Graph – 1: Blood Urea level variation in Sickle Cell Disease
Graph 2: Serum Creatinine level variation in Sickle Cell Disease
Silva Junior et al., (2013) studied that the, Kidney in sickle cell disease includes different types of glomerular and tubular disorders, which are associated with increased mortality. [11] Okafor UH et al. (2013) stated that the pathophysiology of sickle cell nephropathy (SCN) is related to the low oxygen tension, low pH, and high osmolality, these conditions in SCD patients predispose to red blood cell sickling. [12] Marouf R et al., (2006) stated that sickle cell disease is associated with many functional and structural abnormalities of the kidney which may progress to end-stage renal disease. [13]
In our study, there was highly significant difference in both serum concentration of urea and creatinine between patients and controls.
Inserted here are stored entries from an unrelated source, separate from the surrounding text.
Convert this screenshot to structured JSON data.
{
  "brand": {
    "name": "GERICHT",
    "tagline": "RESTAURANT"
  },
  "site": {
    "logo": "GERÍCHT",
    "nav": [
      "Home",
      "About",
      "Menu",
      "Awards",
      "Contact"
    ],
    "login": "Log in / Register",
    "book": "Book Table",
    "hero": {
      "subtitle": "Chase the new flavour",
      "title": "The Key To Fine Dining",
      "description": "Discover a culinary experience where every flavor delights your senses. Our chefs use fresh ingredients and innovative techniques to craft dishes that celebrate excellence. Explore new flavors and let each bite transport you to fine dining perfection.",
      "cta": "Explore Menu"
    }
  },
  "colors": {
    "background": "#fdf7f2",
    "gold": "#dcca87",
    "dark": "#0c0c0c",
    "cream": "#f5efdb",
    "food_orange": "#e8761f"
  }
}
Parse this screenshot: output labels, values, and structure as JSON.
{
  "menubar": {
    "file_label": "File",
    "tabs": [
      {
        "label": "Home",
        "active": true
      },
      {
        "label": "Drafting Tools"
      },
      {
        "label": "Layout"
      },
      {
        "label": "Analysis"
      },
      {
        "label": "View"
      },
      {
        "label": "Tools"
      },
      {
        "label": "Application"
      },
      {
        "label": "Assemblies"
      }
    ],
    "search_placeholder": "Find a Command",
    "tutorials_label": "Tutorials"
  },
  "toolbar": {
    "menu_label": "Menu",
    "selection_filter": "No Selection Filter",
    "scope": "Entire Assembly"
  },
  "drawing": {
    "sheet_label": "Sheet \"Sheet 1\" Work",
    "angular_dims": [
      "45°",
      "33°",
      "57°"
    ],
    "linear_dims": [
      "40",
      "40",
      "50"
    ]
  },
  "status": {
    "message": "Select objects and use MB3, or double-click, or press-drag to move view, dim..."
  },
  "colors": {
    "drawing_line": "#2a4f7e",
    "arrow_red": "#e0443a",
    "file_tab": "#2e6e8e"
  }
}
This is similar to the findings of Silva Junior GB (2017) et al. [11] and Pandey et al. [14] but it is in contrast to that of al-Naama et al., [15]
Blood urea in SCD cases and controls were found (41.02 ± 5.38; 29.27 ± 3.86) and Serum Creatinine in SCD cases and controls were found (1.39 ± 0.29; 0.77 ± 0.17).
Al-Naama LM et al., Christopher BE ., Edgar VL and Aloni MN., et al. reported that the, High serum urea and serum creatinine levels were found more during crises (23%. urea, 43%. creatinine) as compared to steady state (urea 3.3%, creatinine 15%) indicating reversibility of involvement after crisis. [15, 16, 17, 18]
Aleem A. et. Al., (2008) studied that, the serum creatinine levels were found high in 73 patients with SCD at King Khalid University Hospital, Riyadh, Saudi Arabia. Creatinine clearance was found low in 12 patients (22.5%) and 7 of these patients had low and low-normal serum creatinine despite reduced creatinine clearance. Decreased serum creatinine level was found common in 28 patients (38%). [19] Lakkakula BV et al (2017) studied bold urea and serum creatinine levels in sickle cell disease patients and they found that, sreum creatinine level were low, blood urea level were low, and but there was the increased uric acid level are found more commonly in SCD children than the controls. [20]
Silva Junior GB et al studied that the serum creatinine levels in male and female SCD patients were found significantly lower. [21].
Voskaridou E, Terpos E, Michail S. In their study they observed that, there were statistically significant positive correlations between blood urea serum creatinine levels, β-2 microglobulin and there were statistically significant negative correlations between β-2 microglobulin and Hb%. [22]
In kidney function tests, the Blood Urea level and Serum Creatinine levels had been found significantly increased in the sickle cell disease. So, these KFT parameters could be helpful for the diagnosis of sickle cell disease.